Professor Zemira Mevarech, Dean of Social Sciences Faculty at the Bar Ilan University and former Head Scientist at the Education Ministry, pointed to damage caused to the students and emphasized that they could be deterred from the profession due to improper teaching.
"Even if teachers teach very well, if they do not have proper training in mathematics – the consequences will be in accordance," she clarifies.
'Hard to keep the students focused and interested' (Photo: Roee Idan)
According to the comptroller's report, about 40% of educators teaching civics, geography, history, Hebrew literature and languages in post-primary schools in the past year were not trained to teach those subjects.
In 2010, only one third of post-primary math teachers in state-Jewish education and half of the teachers in state-Arab education had a relevant academic degree, as required.
According to Dr.

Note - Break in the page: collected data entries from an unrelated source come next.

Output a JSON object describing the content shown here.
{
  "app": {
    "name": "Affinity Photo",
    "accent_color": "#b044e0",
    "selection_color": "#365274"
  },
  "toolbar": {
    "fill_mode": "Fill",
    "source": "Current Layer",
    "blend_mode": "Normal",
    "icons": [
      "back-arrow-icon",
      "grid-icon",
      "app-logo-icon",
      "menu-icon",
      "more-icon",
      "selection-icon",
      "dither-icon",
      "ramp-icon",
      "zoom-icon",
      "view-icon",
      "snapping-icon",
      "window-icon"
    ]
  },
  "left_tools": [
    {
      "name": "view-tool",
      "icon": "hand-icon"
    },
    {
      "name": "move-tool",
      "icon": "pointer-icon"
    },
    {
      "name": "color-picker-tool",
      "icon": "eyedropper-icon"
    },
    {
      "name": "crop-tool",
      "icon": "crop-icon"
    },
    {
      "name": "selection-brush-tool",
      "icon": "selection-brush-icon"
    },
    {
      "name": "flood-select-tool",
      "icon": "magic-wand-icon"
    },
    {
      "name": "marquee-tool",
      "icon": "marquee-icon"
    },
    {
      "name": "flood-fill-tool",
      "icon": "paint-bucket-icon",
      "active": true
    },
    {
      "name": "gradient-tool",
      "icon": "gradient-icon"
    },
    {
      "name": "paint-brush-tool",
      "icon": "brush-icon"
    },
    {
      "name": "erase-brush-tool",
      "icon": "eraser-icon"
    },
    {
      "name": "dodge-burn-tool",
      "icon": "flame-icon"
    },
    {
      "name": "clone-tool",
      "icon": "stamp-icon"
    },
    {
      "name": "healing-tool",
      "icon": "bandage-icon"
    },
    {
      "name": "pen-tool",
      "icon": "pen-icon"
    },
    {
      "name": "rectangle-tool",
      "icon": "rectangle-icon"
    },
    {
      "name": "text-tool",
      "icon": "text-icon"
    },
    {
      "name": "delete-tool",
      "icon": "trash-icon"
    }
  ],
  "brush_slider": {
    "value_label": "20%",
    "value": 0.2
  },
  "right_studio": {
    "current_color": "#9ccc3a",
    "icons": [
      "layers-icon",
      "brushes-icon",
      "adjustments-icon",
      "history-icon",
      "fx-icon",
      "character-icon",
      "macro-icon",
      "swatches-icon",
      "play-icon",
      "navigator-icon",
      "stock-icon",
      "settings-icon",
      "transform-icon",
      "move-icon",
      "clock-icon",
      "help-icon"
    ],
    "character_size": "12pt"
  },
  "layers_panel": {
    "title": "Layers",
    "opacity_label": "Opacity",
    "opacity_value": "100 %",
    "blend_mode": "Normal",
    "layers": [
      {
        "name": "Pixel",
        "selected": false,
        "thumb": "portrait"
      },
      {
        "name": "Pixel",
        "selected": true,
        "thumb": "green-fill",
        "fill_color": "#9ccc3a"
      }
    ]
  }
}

Tali Nachlieli, Head of the Department of Mathematics at the Levinsky College of Education, the situation in the classrooms highlights the root of the problem.
"It is an unattractive profession. Why should someone who excels in math become a math teacher? They could make a lot more money in any other field."
According to her, "the general view is that whoever knows math and gives private lessons could teach the subject in school, and that is simply incorrect." The private lessons, she added, may assist the students, but increase the gap at the same time.
Professor Tamar Ariav, President of the Beit Berl College, said the shortage of math teachers is felt in elementary schools, and is increased in middle and high schools.
However, she claimed, "we can't look at the findings so simplistically. The shortage brought the system to take aid in academics with a bachelor's degree in fields such as computer science, statistics and engineering, which all consist of about 80% mathematics, and with additional training they could definitely be suitable to be high school teachers."